De la cocaïne découverte lors d’une fouille à nu d'une Américaine à la frontière

Une Américaine de 34 ans attend derrière les barreaux du pays la suite de son dossier pour importation de cocaïne.

Keri-Ann Proulx doit subir son enquête sur remise en liberté, jeudi, au palais de justice de Sherbrooke.

Lors d’une fouille à nu après son arrestation, 1,4 gramme de cocaïne avait été trouvé dans ses parties génitales.

C’est son entêtement à vouloir entrer au Canada qui l’a vraisemblablement conduite derrière les barreaux. À deux reprises en février et mars 2018, Keri-Ann Proulx a été refoulée à la frontière canadienne.

Elle tentait de se rendre dans la région de Montréal, mais n’offrait pas les garanties nécessaires pour convaincre l’agent des services frontaliers qu’elle allait retourner chez elle au Massachusetts.

Le 4 mars dernier, c’est sa mère qui a été interceptée au poste frontalier. Interrogée par l’agente des services frontaliers, elle a mentionné qu’elle se rendait à Montréal pour voir sa fille. C’est à ce moment que l’agente a fait le lien entre la femme et Keri-Ann Proulx qui avait été refoulée à la frontière.

À la fouille secondaire, Keri-Ann Proulx a été découverte par les représentants de l’Agence des services frontaliers du Canada (ASFC) alors qu’elle était cachée derrière des valises sur la banquette arrière du véhicule.

Les deux femmes avaient été placées en état d’arrestation puis accusées.
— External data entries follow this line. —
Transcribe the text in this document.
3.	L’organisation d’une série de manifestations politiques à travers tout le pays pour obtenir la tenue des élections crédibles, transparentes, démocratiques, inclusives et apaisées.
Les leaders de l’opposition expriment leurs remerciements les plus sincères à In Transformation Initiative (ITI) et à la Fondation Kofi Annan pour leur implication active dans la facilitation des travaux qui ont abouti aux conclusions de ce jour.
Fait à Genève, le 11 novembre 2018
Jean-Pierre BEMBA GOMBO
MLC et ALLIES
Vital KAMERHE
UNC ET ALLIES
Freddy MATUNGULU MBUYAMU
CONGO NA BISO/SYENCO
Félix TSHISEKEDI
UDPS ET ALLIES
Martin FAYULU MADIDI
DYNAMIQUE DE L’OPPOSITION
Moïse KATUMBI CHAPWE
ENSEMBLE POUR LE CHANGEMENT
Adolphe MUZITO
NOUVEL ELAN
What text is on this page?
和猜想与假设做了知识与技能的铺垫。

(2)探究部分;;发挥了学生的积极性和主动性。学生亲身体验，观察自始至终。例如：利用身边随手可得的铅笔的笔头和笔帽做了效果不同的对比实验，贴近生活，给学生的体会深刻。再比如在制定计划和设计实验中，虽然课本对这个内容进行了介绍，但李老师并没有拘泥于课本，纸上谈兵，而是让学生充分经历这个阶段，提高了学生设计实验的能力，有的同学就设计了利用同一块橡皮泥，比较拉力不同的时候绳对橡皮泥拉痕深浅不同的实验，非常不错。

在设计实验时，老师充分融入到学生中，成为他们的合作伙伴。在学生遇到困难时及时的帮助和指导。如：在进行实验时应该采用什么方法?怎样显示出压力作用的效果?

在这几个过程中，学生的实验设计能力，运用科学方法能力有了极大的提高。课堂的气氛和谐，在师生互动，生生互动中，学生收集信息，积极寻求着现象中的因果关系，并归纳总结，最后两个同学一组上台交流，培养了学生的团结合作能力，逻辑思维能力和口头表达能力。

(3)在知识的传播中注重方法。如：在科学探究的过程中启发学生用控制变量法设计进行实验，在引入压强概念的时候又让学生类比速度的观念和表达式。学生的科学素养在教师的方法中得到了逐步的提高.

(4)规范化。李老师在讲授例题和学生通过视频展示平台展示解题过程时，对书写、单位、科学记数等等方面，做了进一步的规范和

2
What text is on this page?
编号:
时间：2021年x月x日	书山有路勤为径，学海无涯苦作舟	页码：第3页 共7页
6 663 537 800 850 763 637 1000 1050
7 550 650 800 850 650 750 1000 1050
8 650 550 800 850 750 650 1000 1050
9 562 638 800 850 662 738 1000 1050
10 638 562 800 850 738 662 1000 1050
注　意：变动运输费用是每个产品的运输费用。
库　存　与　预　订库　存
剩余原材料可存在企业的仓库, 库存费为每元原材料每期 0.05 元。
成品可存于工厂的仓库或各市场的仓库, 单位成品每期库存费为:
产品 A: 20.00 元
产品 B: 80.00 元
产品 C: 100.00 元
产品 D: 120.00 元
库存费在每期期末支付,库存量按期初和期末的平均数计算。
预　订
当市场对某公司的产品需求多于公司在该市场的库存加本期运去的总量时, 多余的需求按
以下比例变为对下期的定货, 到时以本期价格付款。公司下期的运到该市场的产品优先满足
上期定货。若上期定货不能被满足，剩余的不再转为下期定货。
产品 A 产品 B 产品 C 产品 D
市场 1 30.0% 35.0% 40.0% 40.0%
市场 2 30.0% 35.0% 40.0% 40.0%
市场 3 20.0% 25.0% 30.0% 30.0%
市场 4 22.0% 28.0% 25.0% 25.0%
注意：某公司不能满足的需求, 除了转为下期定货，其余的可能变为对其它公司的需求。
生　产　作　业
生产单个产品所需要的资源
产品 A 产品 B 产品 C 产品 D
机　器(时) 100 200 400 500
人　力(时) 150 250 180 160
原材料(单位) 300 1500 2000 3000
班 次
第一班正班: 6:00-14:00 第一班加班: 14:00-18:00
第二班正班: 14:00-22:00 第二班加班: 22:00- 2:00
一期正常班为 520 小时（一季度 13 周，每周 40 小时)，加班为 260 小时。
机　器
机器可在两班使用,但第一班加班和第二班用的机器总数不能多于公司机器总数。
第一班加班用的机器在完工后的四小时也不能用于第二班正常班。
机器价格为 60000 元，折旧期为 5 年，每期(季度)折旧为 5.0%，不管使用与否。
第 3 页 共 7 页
Devant se présenter au tribunal le 24 mai dernier, Keri-Ann Proulx et sa mère Cynthia-Ann Russell brillaient par leur absence.

Les deux accusées se sont présentées au poste frontalier la même journée où elles ont été mises en état d’arrestation. L’ASFC avait reçu un mandat d’arrestation.

C’est lors de leur fouille à nu au palais de justice de Sherbrooke que la drogue a été trouvée sur Keri-Ann Proulx.

Les deux femmes ont réglé leur dossier avec la couronne fédérale en plaidant coupables à des accusations de fausse déclaration à l’ASFC.

Des peines d’incarcération de trente jours ont été imposées avec des amendes de 5000 $ et 7500 $.

La femme de 34 ans n’était cependant pas au bout de ses peines avec ses accusations d’importation de cocaïne, de possession simple de cocaïne et de bris de conditions qui sont toujours devant les tribunaux.

Son avocate Me Stéphanie Marcoux tentera de convaincre le tribunal de la remettre en liberté.